While the latter managed to create a conflict by introducing two contrasting ways of dealing with the death of a close one (daughter in this case), the former fails to sustain interest in its narrative. It only leaves the central character of Supriya Pathak, after the death of her husband (Seema's mentor Naseeruddin Shah in a special appearance), encounter a Baghban-like realisation that her sons and daughters-in-law only pretend to be emotionally connected to the ageing parents.
When Ram Prasad (Shah) passes away via cardiac arrest, his four sons, along with their wives and children visit the ancestral place to grieve with his wife. As it happens in small-town Indian households, the funeral takes place on the second day of death but the prayer meets are extended to a prolonged 13-day period, a tad too long for all the family members who chose to lead their individual lives in other cities, away from their parents.
The tone of the film is never able to deep dive into either drama ( like Kapoor & Sons and The Sky Is Pink, and even Baghban for that matter) or comedy (which is a pity since Seema is remarkable at comedy). Since the tone oscillates between the two, it appears confused even after the film has found its footing in terms of the plot. While doses of comedy and drama are there in flashes, they eventually crop up as inherent pieces of a broken narrative.
The only character one roots for is that of Supriya. But since this is an ensemble film, other characters (members of her family) eat into her screen time. It is a travesty since she is immensely watchable as an actress, who appears too less for the sheer magnitude of caliber she possesses.
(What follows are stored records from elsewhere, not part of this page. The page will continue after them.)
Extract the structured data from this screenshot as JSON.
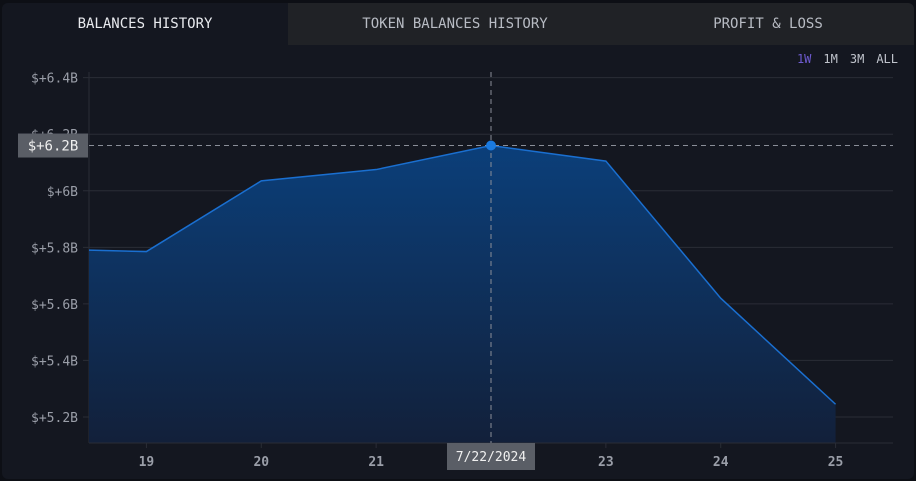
{
  "tabs": [
    {
      "label": "BALANCES HISTORY",
      "active": true
    },
    {
      "label": "TOKEN BALANCES HISTORY"
    },
    {
      "label": "PROFIT & LOSS"
    }
  ],
  "ranges": [
    "1W",
    "1M",
    "3M",
    "ALL"
  ],
  "selected_range": "1W",
  "crosshair": {
    "x_label": "7/22/2024",
    "y_label": "$+6.2B"
  },
  "colors": {
    "line": "#1a6fd0",
    "accent": "#6e5bd0",
    "point": "#1a7ae0"
  },
  "chart_data": {
    "type": "area",
    "x": [
      18.5,
      19,
      20,
      21,
      22,
      23,
      24,
      25
    ],
    "values": [
      5.79,
      5.785,
      6.035,
      6.075,
      6.16,
      6.105,
      5.62,
      5.245
    ],
    "unit": "B USD",
    "xticks": [
      19,
      20,
      21,
      22,
      23,
      24,
      25
    ],
    "xtick_labels": [
      "19",
      "20",
      "21",
      "22",
      "23",
      "24",
      "25"
    ],
    "yticks": [
      5.2,
      5.4,
      5.6,
      5.8,
      6.0,
      6.2,
      6.4
    ],
    "ytick_labels": [
      "$+5.2B",
      "$+5.4B",
      "$+5.6B",
      "$+5.8B",
      "$+6B",
      "$+6.2B",
      "$+6.4B"
    ],
    "xlim": [
      18.5,
      25.5
    ],
    "ylim": [
      5.108,
      6.42
    ],
    "grid": true,
    "highlight_index": 4
  }
}
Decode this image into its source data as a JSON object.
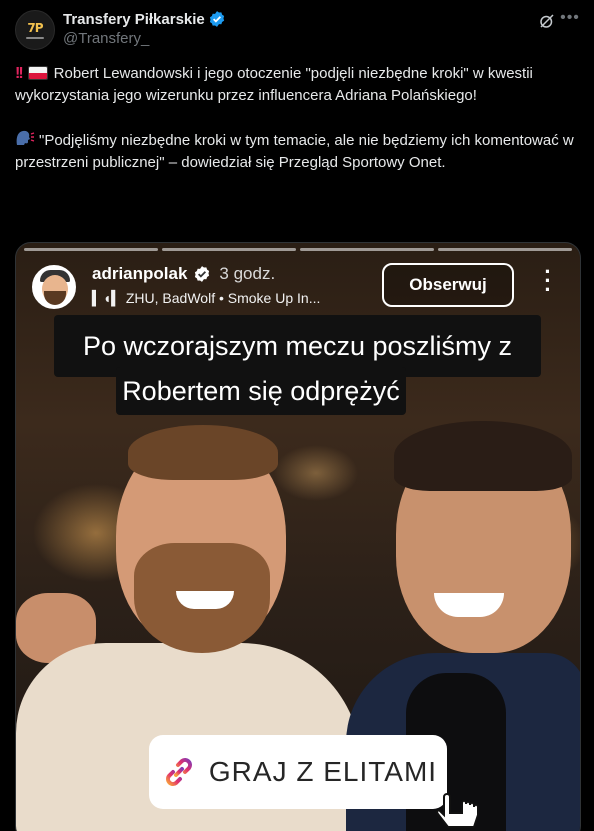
{
  "tweet": {
    "display_name": "Transfery Piłkarskie",
    "handle": "@Transfery_",
    "avatar_logo_text": "7P",
    "paragraph1": "Robert Lewandowski i jego otoczenie \"podjęli niezbędne kroki\" w kwestii wykorzystania jego wizerunku przez influencera Adriana Polańskiego!",
    "paragraph2": "\"Podjęliśmy niezbędne kroki w tym temacie, ale nie będziemy ich komentować w przestrzeni publicznej\" – dowiedział się Przegląd Sportowy Onet.",
    "icons": [
      "verified-badge-icon",
      "grok-icon",
      "more-icon",
      "double-exclamation-icon",
      "poland-flag-icon",
      "speaking-head-icon"
    ]
  },
  "media": {
    "story_username": "adrianpolak",
    "story_time": "3 godz.",
    "story_music": "▍◖▍ ZHU, BadWolf • Smoke Up In...",
    "follow_label": "Obserwuj",
    "caption_line1": "Po wczorajszym meczu poszliśmy z",
    "caption_line2": "Robertem się odprężyć",
    "cta_label": "GRAJ Z ELITAMI",
    "progress_segments": 4
  },
  "colors": {
    "background": "#000000",
    "text": "#e7e9ea",
    "muted": "#71767b",
    "verified_blue": "#1d9bf0",
    "alert_red": "#e0245e"
  }
}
Watch out for a scene where she is the pivot to her family's red-handed mischief at a time when they are supposed to be grieving the patriarch's loss. It saddens her, as she confesses later in the film, but the feeling is made very evident by her loquacious expressions much early on.
While there is a host of talented powerhouses like Seema's husband Manoj Pahwa, Vinay Pathak, Parambrata Chatterjee, Konkona Sensharma, and Vikrant Massey but only the last two stand out because of the shades lent to their characters. Some of the exchanges between the daughters-in-law are well-written but one needed more memorable and affecting characters like those of Supriya or Konkona. In fact, the equation shared by the two great actresses is never explored much, and is relegated to the sidelines in a drama that could have been about much more than the internal clashes of a family. There is no nuance to Seema's portrayal of family politics. Those that have lived in small towns for a large part of their lives will have better stories to tell.
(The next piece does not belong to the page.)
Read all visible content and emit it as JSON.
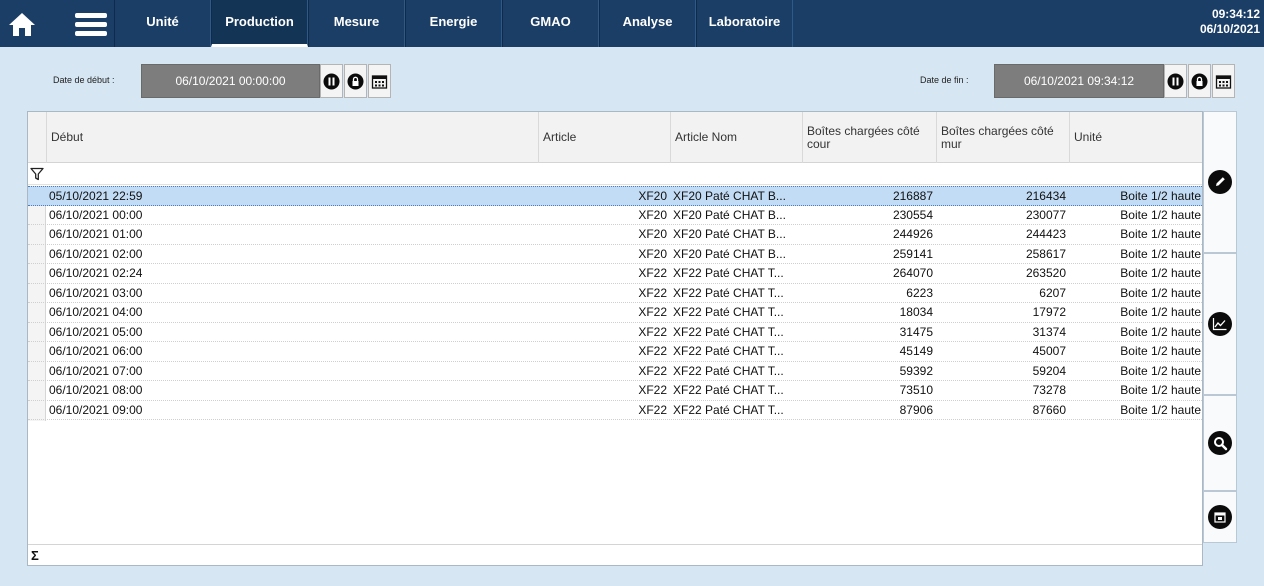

Technically also, the film fails to be an immersive experience. This is possibly because of the vast body of work Seema still boasts of in theatre. Having worked extensively in Naseerddin and Ratna Pathak Shah's theatre group Motley Productions, and now training students for stage on a daily basis, Seema's treatment of the film suffers from a looming theatre hangover. More than the pitch of the dialogues, the lack of liberty a debut director should take with a 3-D medium like film reflects in Ram Prasad Ki Tehrvi. The cinematography (by Sudip Sengupta) starts on a great note, when the camera, like a spirit or the Yamraj, stealthily making its way into Ram Prasad's house against the background score of a piano.
The piano, or music in general, has been used as an effective symbolic tool here. Ram Prasad insists, in the opening minutes of the film, one must fix the faulty note of a musical instrument because it leads to a hurdle in real life as well. While the immediate consequences would give the impression the hurdle is the death of Ram Prasad, the climax reveals it was something else for which the death was an imperative tool. It is a fairly optimistic lens to view death through, but it needed to have reverberations throughout the narrative in order to make the end result more profound and designed.
The editing (Dipika Kalra) is as generic and formulaic as cinematography in most part of the film. Other aesthetic elements, like the background score (Sagar Desai), the production design (Parijat Poddar), and the costume design (Darshan Jalan and Manish Tiwari) are also more from the zone of theatre. They all add to the texture of the film but do not even remotely push the envelope as far as filmmaking is concerned.
Maybe Seema should have taken a cue from her actor Konkona, who made an extremely assured and immersive directorial debut in A Death In The Gunj in 2016. To treat a film like a play, despite all the good intentions and conditioning, comes across as a disservice to both the mediums.